Later this Summer, The Coningsby Gallery will be delighted to welcome Début Art-represented artist Alan Berry Rhys to The Coningsby Gallery to present ‘Carnada Viva’, an exhibition of original paintings and screenprints inspired by the culture and lifestyle surrounding the Paraná River in Argentina. The exhibition will run from the 29th August until 9th September 2017.
As Alan explains, “In Spanish, Carnada Viva means ‘live bait’. Ever since I was a boy I have been drawn to fishing, and to this day remain fascinated by the variety of the sport. Equally, I love the paraphernalia associated with it; the bait shops and their billboards. My friends and I most often fish along the huge river that runs all the way through the east of Argentina from the north to the south: The Paraná River. I’m completely amazed by this body of water. It flows through a dense subtropical forest and on its shores are colonial towns, sites of cultural heritage and the locale for some of the more significant moments of Argentine history. Within the water’s depths dwell the river’s inhabitants - mythical creatures. The meeting of these two aspects, the river and the towns, combines ancient nature with introduced European Christian ways of living. It is an area rich in the push and pull of cultivated and natural history and its subsequent development. Carnada Viva is a graphic essay in which I present all the elements that fascinate me about the culture found along the Paraná River.’

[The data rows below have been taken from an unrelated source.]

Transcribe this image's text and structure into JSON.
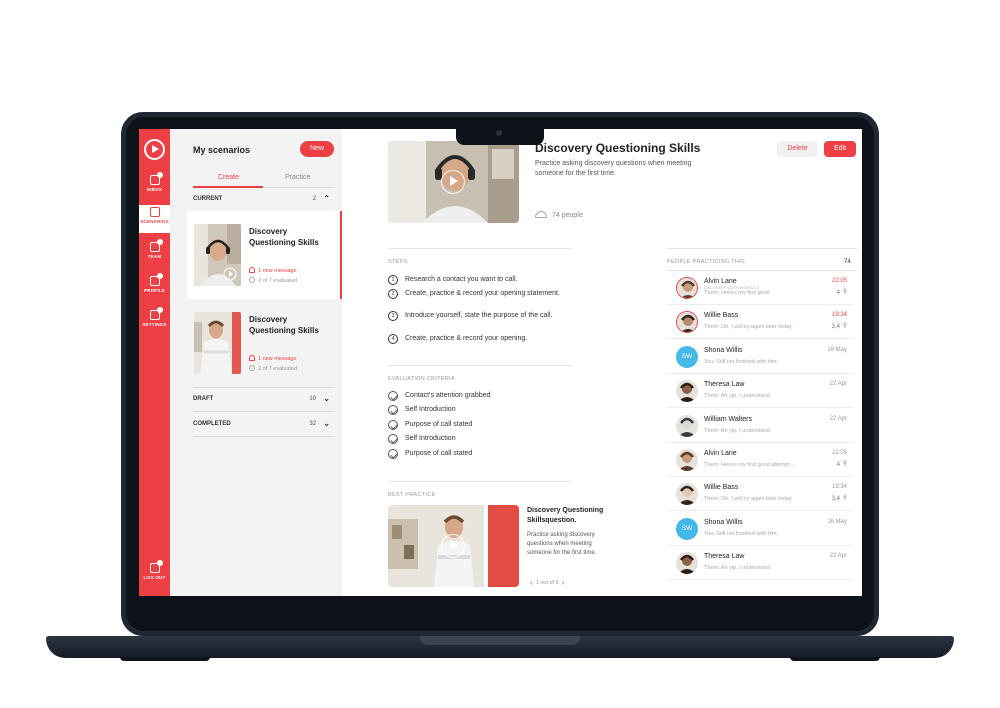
{
  "app": {
    "nav": [
      {
        "label": "INBOX",
        "icon": "inbox-icon",
        "active": false
      },
      {
        "label": "SCENARIOS",
        "icon": "scenarios-icon",
        "active": true
      },
      {
        "label": "TEAM",
        "icon": "team-icon",
        "active": false
      },
      {
        "label": "PROFILE",
        "icon": "profile-icon",
        "active": false
      },
      {
        "label": "SETTINGS",
        "icon": "settings-icon",
        "active": false
      },
      {
        "label": "LOG OUT",
        "icon": "logout-icon",
        "active": false
      }
    ]
  },
  "scenarios": {
    "title": "My scenarios",
    "new_label": "New",
    "tabs": [
      "Create",
      "Practice"
    ],
    "sections": {
      "current": {
        "label": "CURRENT",
        "count": "2"
      },
      "draft": {
        "label": "DRAFT",
        "count": "10"
      },
      "completed": {
        "label": "COMPLETED",
        "count": "32"
      }
    },
    "cards": [
      {
        "title": "Discovery Questioning Skills",
        "message": "1 new message",
        "evaluated": "2 of 7 evaluated"
      },
      {
        "title": "Discovery Questioning Skills",
        "message": "1 new message",
        "evaluated": "2 of 7 evaluated"
      }
    ]
  },
  "detail": {
    "title": "Discovery Questioning Skills",
    "description": "Practice asking discovery questions when meeting someone for the first time.",
    "people": "74 people",
    "delete_label": "Delete",
    "edit_label": "Edit",
    "steps_label": "STEPS",
    "steps": [
      {
        "num": "1",
        "text": "Research a contact you want to call."
      },
      {
        "num": "2",
        "text": "Create, practice & record your opening statement."
      },
      {
        "num": "3",
        "text": "Introduce yourself, state the purpose of the call."
      },
      {
        "num": "4",
        "text": "Create, practice & record your opening."
      }
    ],
    "criteria_label": "EVALUATION CRITERIA",
    "criteria": [
      "Contact's attention grabbed",
      "Self Introduction",
      "Purpose of call stated",
      "Self Introduction",
      "Purpose of call stated"
    ],
    "best_practice": {
      "label": "BEST PRACTICE",
      "title": "Discovery Questioning Skillsquestion.",
      "description": "Practice asking discovery questions when meeting someone for the first time.",
      "pager": "1 out of 5"
    }
  },
  "people_panel": {
    "label": "PEOPLE PRACTICING THIS",
    "count": "74",
    "people": [
      {
        "name": "Alvin Lane",
        "sub": "DISCOVERY QUSTION SKILLS",
        "message": "Them: Here's my first good",
        "time": "22:05",
        "score": "4",
        "ring": true,
        "initials": ""
      },
      {
        "name": "Willie Bass",
        "sub": "",
        "message": "Them: Ok, I will try again later today.",
        "time": "19:34",
        "score": "3,4",
        "ring": true,
        "initials": ""
      },
      {
        "name": "Shona Willis",
        "sub": "",
        "message": "You: Still not finished with him.",
        "time": "16 May",
        "score": "",
        "ring": false,
        "initials": "SW"
      },
      {
        "name": "Theresa Law",
        "sub": "",
        "message": "Them: Ah yip, I understand.",
        "time": "22 Apr",
        "score": "",
        "ring": false,
        "initials": ""
      },
      {
        "name": "William Walters",
        "sub": "",
        "message": "Them: Ah yip, I understand.",
        "time": "22 Apr",
        "score": "",
        "ring": false,
        "initials": ""
      },
      {
        "name": "Alvin Lane",
        "sub": "",
        "message": "Them: Here's my first good attempt...",
        "time": "22:05",
        "score": "4",
        "ring": false,
        "initials": ""
      },
      {
        "name": "Willie Bass",
        "sub": "",
        "message": "Them: Ok, I will try again later today.",
        "time": "19:34",
        "score": "3,4",
        "ring": false,
        "initials": ""
      },
      {
        "name": "Shona Willis",
        "sub": "",
        "message": "You: Still not finished with him.",
        "time": "16 May",
        "score": "",
        "ring": false,
        "initials": "SW"
      },
      {
        "name": "Theresa Law",
        "sub": "",
        "message": "Them: Ah yip, I understand.",
        "time": "22 Apr",
        "score": "",
        "ring": false,
        "initials": ""
      }
    ]
  },
  "colors": {
    "accent": "#ee3f45",
    "sidebar": "#ee3f45",
    "panel": "#f3f3f4",
    "avatar_initials_bg": "#45b8ea"
  }
}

Alan’s work is distinguished by his sophisticated use of bold, bright colours and the gestures he makes towards vintage graphic advertising, both in his process and in his aesthetic. In addition to hand-rendered sign painting, he largely works with techniques derived from screen printing and risograph-making in homage to lo-fi printing, with its errors and limitation. It is this handcrafted input and finish to his work that gives his work its character, and well represents the aesthetics of craftsmanship lifestyles - such as those experienced by fishermen, axmen, butchers and carpenters – which he often makes the focus of his pieces.